The 1950-1970 period laid out a multiplicity of War Game
Scenarios in a nuclear environment. Survival of a limited number of humans
capable of reproducing was the acceptable end point. The destruction of society
and billions was acceptable. Until some started to think a bit about this
"mutual assured destruction" approach. Taking the "Games"
and placing them on a computer would be the ultimate enablement of an
undirected dynamic decision AI system. One would suspect that perhaps as in the
film the ultimate decision is "not to play the game".

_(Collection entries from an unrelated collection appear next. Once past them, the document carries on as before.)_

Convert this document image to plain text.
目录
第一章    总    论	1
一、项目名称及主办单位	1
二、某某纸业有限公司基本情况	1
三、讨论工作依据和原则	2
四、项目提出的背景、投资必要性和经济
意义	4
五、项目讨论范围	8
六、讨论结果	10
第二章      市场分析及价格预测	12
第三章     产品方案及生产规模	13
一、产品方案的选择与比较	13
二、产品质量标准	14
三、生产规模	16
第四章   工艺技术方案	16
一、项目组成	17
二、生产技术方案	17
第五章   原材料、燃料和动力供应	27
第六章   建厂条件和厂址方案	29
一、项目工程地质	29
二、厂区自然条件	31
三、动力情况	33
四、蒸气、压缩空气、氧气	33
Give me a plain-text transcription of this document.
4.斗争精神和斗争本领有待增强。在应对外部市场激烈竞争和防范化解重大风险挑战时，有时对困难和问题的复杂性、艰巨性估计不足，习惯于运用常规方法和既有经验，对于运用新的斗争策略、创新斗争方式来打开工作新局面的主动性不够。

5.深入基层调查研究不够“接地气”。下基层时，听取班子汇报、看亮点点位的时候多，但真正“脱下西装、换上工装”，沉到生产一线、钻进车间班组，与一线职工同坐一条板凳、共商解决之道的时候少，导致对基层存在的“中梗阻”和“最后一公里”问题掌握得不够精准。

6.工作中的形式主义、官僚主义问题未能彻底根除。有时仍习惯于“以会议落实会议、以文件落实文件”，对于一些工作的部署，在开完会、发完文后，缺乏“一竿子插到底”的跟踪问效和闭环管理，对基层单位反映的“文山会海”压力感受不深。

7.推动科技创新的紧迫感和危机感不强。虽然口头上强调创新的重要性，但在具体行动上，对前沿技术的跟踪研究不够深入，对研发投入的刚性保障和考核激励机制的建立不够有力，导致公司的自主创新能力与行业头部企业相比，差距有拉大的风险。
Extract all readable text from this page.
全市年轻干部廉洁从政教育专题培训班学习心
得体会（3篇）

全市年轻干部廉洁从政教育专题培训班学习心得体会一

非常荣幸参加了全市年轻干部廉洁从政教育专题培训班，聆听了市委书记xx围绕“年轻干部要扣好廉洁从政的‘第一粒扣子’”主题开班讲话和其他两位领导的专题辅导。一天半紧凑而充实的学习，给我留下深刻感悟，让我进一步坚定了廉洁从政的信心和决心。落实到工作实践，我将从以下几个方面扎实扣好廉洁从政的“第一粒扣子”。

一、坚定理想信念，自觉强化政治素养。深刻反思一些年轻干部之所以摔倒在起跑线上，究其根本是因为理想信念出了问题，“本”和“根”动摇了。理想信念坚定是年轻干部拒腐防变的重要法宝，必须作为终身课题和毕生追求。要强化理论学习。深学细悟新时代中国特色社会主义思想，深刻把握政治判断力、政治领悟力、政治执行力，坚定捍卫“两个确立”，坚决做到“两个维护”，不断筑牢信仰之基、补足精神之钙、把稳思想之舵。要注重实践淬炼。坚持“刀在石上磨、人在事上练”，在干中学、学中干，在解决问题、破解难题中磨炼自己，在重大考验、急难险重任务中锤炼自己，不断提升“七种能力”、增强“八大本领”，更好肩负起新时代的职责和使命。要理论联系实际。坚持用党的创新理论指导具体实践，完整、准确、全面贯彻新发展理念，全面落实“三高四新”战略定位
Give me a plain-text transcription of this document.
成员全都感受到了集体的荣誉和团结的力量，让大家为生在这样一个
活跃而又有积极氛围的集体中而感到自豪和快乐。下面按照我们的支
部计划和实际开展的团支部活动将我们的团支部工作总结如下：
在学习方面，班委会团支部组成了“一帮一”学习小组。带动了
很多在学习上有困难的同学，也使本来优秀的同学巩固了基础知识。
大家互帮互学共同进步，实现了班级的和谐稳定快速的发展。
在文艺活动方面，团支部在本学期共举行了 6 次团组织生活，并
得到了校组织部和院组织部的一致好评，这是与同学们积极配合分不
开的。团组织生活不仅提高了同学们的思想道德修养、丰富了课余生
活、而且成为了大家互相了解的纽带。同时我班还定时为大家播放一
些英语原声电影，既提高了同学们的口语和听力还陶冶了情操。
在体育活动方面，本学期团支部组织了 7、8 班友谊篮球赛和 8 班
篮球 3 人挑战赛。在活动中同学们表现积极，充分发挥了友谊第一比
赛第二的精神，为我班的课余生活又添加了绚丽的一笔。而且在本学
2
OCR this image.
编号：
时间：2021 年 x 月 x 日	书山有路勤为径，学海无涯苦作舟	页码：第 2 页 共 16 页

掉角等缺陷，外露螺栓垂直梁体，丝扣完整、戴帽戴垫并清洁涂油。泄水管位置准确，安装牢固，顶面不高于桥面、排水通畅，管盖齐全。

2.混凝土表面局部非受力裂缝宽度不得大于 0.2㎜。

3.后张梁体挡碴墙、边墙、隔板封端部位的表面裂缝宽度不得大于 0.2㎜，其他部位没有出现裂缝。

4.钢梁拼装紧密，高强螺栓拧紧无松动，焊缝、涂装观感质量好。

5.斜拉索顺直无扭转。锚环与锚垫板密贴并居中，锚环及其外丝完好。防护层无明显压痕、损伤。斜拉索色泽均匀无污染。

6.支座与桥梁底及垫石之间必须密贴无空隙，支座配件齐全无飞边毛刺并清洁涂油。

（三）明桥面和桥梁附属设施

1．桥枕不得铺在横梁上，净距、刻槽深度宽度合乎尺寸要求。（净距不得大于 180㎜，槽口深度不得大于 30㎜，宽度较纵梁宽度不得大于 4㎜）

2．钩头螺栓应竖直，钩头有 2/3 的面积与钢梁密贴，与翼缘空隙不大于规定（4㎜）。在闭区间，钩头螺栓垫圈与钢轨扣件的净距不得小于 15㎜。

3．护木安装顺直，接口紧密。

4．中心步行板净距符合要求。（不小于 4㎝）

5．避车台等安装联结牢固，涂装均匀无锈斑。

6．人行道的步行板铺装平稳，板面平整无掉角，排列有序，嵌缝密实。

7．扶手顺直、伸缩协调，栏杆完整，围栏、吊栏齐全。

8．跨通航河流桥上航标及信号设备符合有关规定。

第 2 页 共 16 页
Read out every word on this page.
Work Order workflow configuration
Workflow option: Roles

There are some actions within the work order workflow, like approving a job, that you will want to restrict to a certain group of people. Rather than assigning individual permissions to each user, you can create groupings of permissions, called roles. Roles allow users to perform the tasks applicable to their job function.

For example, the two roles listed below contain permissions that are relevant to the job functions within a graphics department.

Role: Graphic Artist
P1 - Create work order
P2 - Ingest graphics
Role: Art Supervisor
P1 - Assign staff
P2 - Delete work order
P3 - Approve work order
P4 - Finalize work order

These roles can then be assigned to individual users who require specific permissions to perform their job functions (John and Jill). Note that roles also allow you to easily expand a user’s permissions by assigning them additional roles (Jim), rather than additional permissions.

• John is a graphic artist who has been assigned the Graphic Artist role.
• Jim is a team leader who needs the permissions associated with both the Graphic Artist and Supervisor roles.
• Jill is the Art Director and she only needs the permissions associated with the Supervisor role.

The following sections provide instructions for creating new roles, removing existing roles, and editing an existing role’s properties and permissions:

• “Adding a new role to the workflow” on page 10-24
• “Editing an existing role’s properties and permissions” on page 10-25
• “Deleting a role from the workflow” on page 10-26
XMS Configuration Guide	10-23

Now a recent case which may fit this scenario is that of the
self-driving car. At best we may tell the vehicle the desired end point. We
could equally ask the vehicle to take us to view the Fall foliage in New
England, thus creating a second layer of vagueness but with some modicum of specificity.
8. Thinking
What is thinking. Does it mean I can write a poem? Write a
short story. Devise a new algorithm or find a new chemical pathway or genetic
pathway? Can some AI system develop a new philosophical approach, say aligning
Wittgenstein and Heidegger? These become complex and beyond what may appear
today.
However when we examine the machines that think which
Gerrish describes we find a set of common threads.
1. Directed
All of the examples are task directed. They drive a car,
play a game, work a test, and even may diagnose a disease. They are not general
in any way.
2. Trained
They all get trained to do a task. Their advantage is the
ability to look ahead but along the path already that they were trained upon.
3. Bounded
Each approach is limited to the task at hand and cannot
readily or possibly at all be used for even a moderately different task. The
machine plays Go, Chess, Atari Games, but cannot go laterally to another game.
4. Common Techniques
Whether we call it deep learning, neural nets, hidden Markov
models or whatever, there are some common methodologies that enable the directed
and learning to get the systems to maximize their performance. Driving a care has
two objectives; get to where you want, and do so in a harmless a manner as
possible. There is a path and there are exogeneous limitations.
Thus AI as a broad rubric can be understood as such, it yet
fails to achieve what we saw a century ago in radio design for example.